Pedro Hallal
Cesar Victora recebeu o prêmio Sir Richard Doll 2021, a maior distinção da Epidemiologia mundial; e pasmem: não foi fazendo ciência de WhatsApp
O hábito de fumar data de 5.000 a.C., mas foi no século 16 que o tabaco se popularizou. Até a metade do século passado, a ciência pouco conhecia os riscos do tabagismo. Ao contrário, alguns médicos acreditavam que fumar fazia bem à saúde. Foi só no final da década de 1940 que estudos liderados pelo médico inglês Richard Doll sugeriram que o tabagismo fazia mal. Num artigo clássico da ciência mundial, publicado no British Medical Journal em 1950, Richard Doll e Bradford Hill mostraram uma forte relação entre fumo e câncer de pulmão.
Notem que, antes de a ciência demonstrar uma relação entre cigarro e câncer de pulmão, era perfeitamente aceitável que alguns profissionais acreditassem que o cigarro fazia bem para a saúde. Mas, depois da confirmação científica de que o cigarro mata, estimular o seu consumo é criminoso. Qualquer semelhança com a CPI da Covid-19 não é mera coincidência.
Existem hoje entre 10 milhões e 15 milhões de médicos no mundo. O fato de que 10 mil (0,08%) assinaram um manifesto pró-cloroquina não significa nada para a ciência. Diferentemente dos médicos que acreditavam que fumar fazia bem para a saúde, pois não havia confirmação científica, os médicos que insistem em defender a cloroquina no tratamento da Covid-19, depois das confirmações de sua ineficácia, não podem se defender pelo desconhecimento: é politicagem mesmo.

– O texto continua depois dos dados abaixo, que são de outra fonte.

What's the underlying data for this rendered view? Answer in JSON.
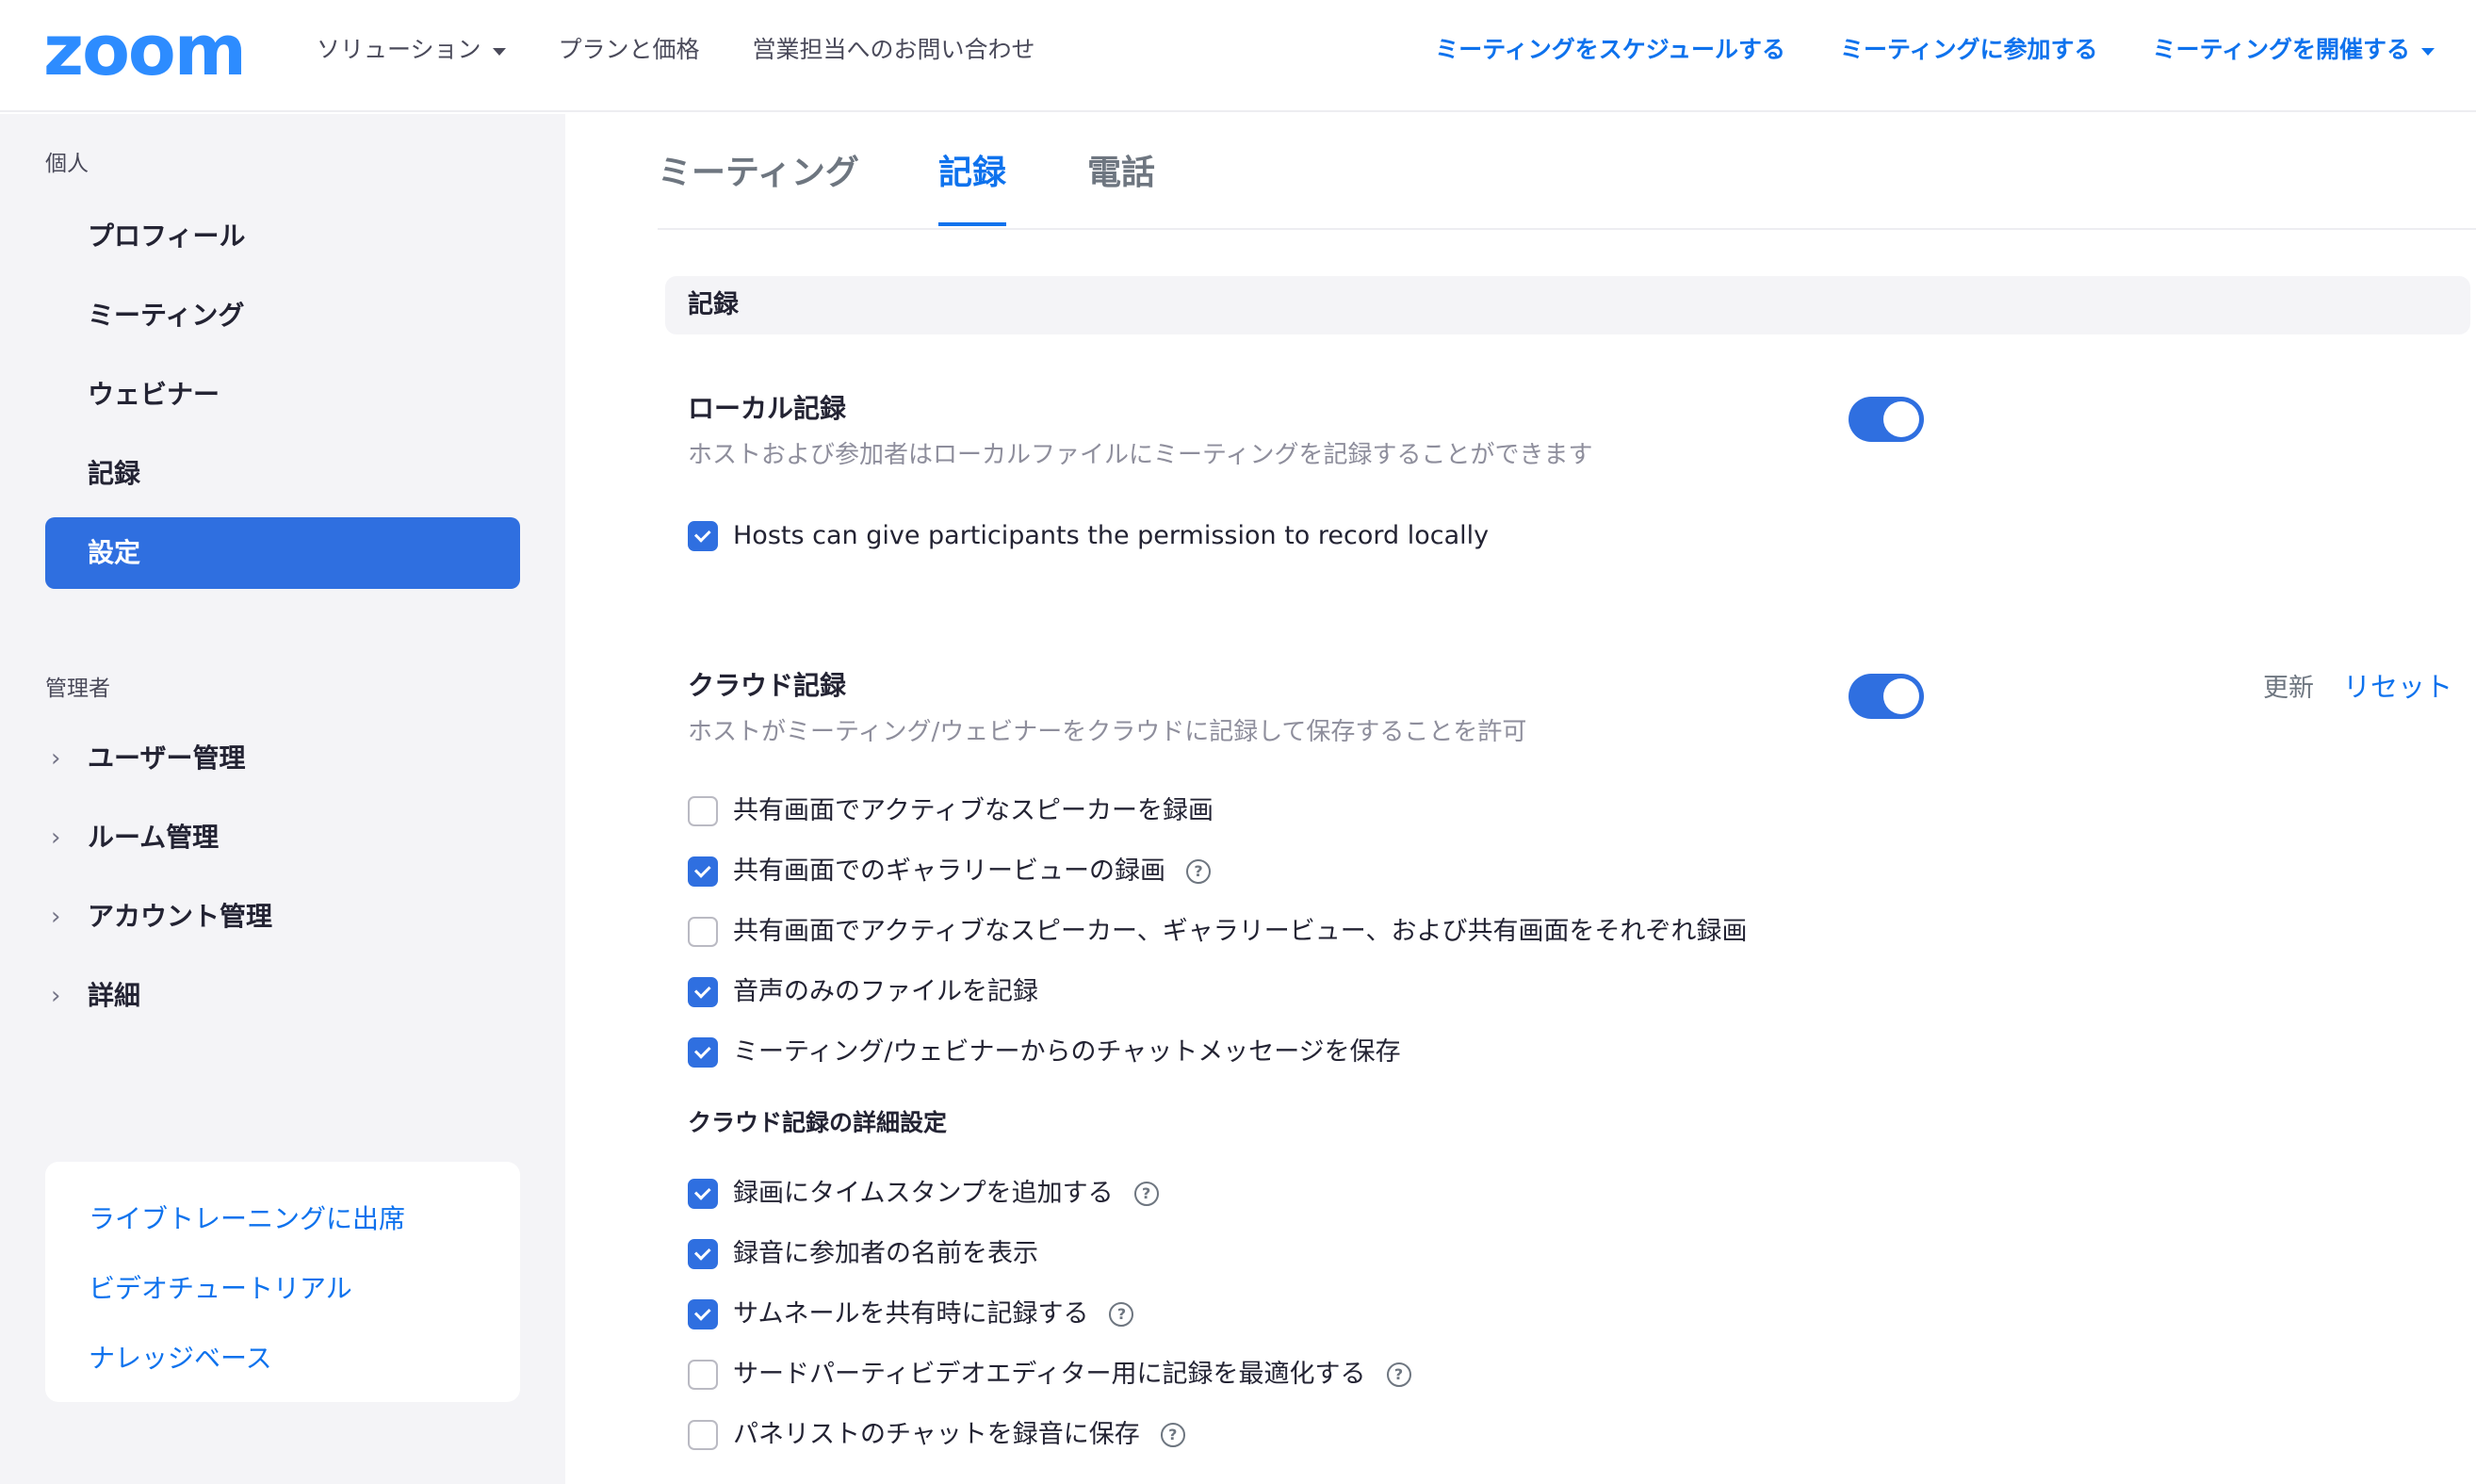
{
  "header": {
    "logo": "zoom",
    "nav_left": [
      {
        "label": "ソリューション",
        "has_caret": true
      },
      {
        "label": "プランと価格"
      },
      {
        "label": "営業担当へのお問い合わせ"
      }
    ],
    "nav_right": [
      {
        "label": "ミーティングをスケジュールする"
      },
      {
        "label": "ミーティングに参加する"
      },
      {
        "label": "ミーティングを開催する",
        "has_caret": true
      }
    ]
  },
  "sidebar": {
    "personal_label": "個人",
    "personal_items": [
      {
        "label": "プロフィール"
      },
      {
        "label": "ミーティング"
      },
      {
        "label": "ウェビナー"
      },
      {
        "label": "記録"
      },
      {
        "label": "設定",
        "active": true
      }
    ],
    "admin_label": "管理者",
    "admin_items": [
      {
        "label": "ユーザー管理"
      },
      {
        "label": "ルーム管理"
      },
      {
        "label": "アカウント管理"
      },
      {
        "label": "詳細"
      }
    ],
    "help_links": [
      {
        "label": "ライブトレーニングに出席"
      },
      {
        "label": "ビデオチュートリアル"
      },
      {
        "label": "ナレッジベース"
      }
    ]
  },
  "tabs": [
    {
      "label": "ミーティング"
    },
    {
      "label": "記録",
      "active": true
    },
    {
      "label": "電話"
    }
  ],
  "section_header": "記録",
  "local_recording": {
    "title": "ローカル記録",
    "description": "ホストおよび参加者はローカルファイルにミーティングを記録することができます",
    "enabled": true,
    "option": {
      "label": "Hosts can give participants the permission to record locally",
      "checked": true
    }
  },
  "cloud_recording": {
    "title": "クラウド記録",
    "description": "ホストがミーティング/ウェビナーをクラウドに記録して保存することを許可",
    "enabled": true,
    "update_label": "更新",
    "reset_label": "リセット",
    "options": [
      {
        "label": "共有画面でアクティブなスピーカーを録画",
        "checked": false,
        "help": false
      },
      {
        "label": "共有画面でのギャラリービューの録画",
        "checked": true,
        "help": true
      },
      {
        "label": "共有画面でアクティブなスピーカー、ギャラリービュー、および共有画面をそれぞれ録画",
        "checked": false,
        "help": false
      },
      {
        "label": "音声のみのファイルを記録",
        "checked": true,
        "help": false
      },
      {
        "label": "ミーティング/ウェビナーからのチャットメッセージを保存",
        "checked": true,
        "help": false
      }
    ],
    "advanced_title": "クラウド記録の詳細設定",
    "advanced_options": [
      {
        "label": "録画にタイムスタンプを追加する",
        "checked": true,
        "help": true
      },
      {
        "label": "録音に参加者の名前を表示",
        "checked": true,
        "help": false
      },
      {
        "label": "サムネールを共有時に記録する",
        "checked": true,
        "help": true
      },
      {
        "label": "サードパーティビデオエディター用に記録を最適化する",
        "checked": false,
        "help": true
      },
      {
        "label": "パネリストのチャットを録音に保存",
        "checked": false,
        "help": true
      }
    ]
  },
  "help_icon_glyph": "?",
  "colors": {
    "accent": "#2f6fe0",
    "link": "#0e72ed",
    "logo": "#2d8cff"
  }
}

Em 1998, aos 85 anos, Richard Doll veio ao Brasil participar do 4º Congresso Brasileiro de Epidemiologia. Neste evento, um pesquisador brasileiro, chamado Cesar Victora, tirou algumas fotos com o seu ídolo. Após o falecimento do doutor Doll, em 2005, a Associação Internacional de Epidemiologia resolveu conceder um prêmio em sua homenagem: a mais prestigiosa distinção da epidemiologia mundial. E em 2021, o vencedor do prêmio foi o brasileiro que, em 1998, tirou as fotos com seu ídolo.

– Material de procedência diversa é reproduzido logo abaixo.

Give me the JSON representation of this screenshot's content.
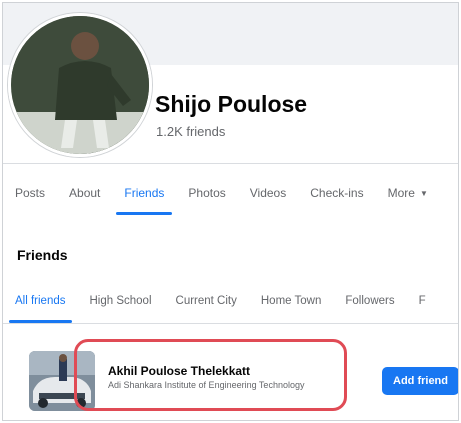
{
  "profile": {
    "name": "Shijo Poulose",
    "friend_count": "1.2K friends"
  },
  "tabs": [
    {
      "label": "Posts",
      "active": false
    },
    {
      "label": "About",
      "active": false
    },
    {
      "label": "Friends",
      "active": true
    },
    {
      "label": "Photos",
      "active": false
    },
    {
      "label": "Videos",
      "active": false
    },
    {
      "label": "Check-ins",
      "active": false
    },
    {
      "label": "More",
      "active": false
    }
  ],
  "friends_section": {
    "title": "Friends",
    "subtabs": [
      {
        "label": "All friends",
        "active": true
      },
      {
        "label": "High School",
        "active": false
      },
      {
        "label": "Current City",
        "active": false
      },
      {
        "label": "Home Town",
        "active": false
      },
      {
        "label": "Followers",
        "active": false
      },
      {
        "label": "F",
        "active": false
      }
    ]
  },
  "friend": {
    "name": "Akhil Poulose Thelekkatt",
    "school": "Adi Shankara Institute of Engineering Technology",
    "add_label": "Add friend"
  },
  "colors": {
    "accent": "#1877f2",
    "highlight": "#e04b55"
  },
  "icons": {
    "more": "caret-down-icon"
  }
}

O doutor Cesar Victora esteve envolvido nos primeiros estudos que mostraram que a amamentação exclusiva por seis meses reduzia o risco de doenças e mortes em crianças. Na época, a crença era de que, a partir dos 3 a 4 meses, o leite materno não era suficiente para os bebês seguirem se desenvolvendo. Pouco tempo depois, a Organização Mundial da Saúde passou a recomendar o leite materno como alimento exclusivo até os seis meses.
Qualquer leitor dessa coluna, no Brasil ou no mundo, que já tenha levado uma criança ao pediatra também já foi influenciado pelo trabalho do doutor Victora. As curvas de crescimento, que avaliam o estado nutricional de crianças, foram desenvolvidas em estudo liderado por ele, em parceria com a Organização Mundial da Saúde.
Mais recentemente, em parceria com pesquisadores da Universidade Harvard, o professor Victora mostrou os primeiros efeitos positivos da campanha de vacinação contra a Covid-19 no Brasil, relatando uma queda pela metade das mortes em idosos de 80 anos ou mais.
Diferentemente de pesquisadores como o doutor Doll, que ficaram marcados por descobertas revolucionárias, o professor Victora ficará marcado como um pesquisador que conseguiu transformar as descobertas científicas em políticas de saúde. Estimar quantas crianças foram salvas pela amamentação exclusiva ou pela identificação precoce de desnutrição é uma tarefa científica complexa, mas posso garantir que a contagem não é na casa das centenas ou dos milhares. Milhões de vidas de crianças foram salvas pelo trabalho do doutor Cesar Victora.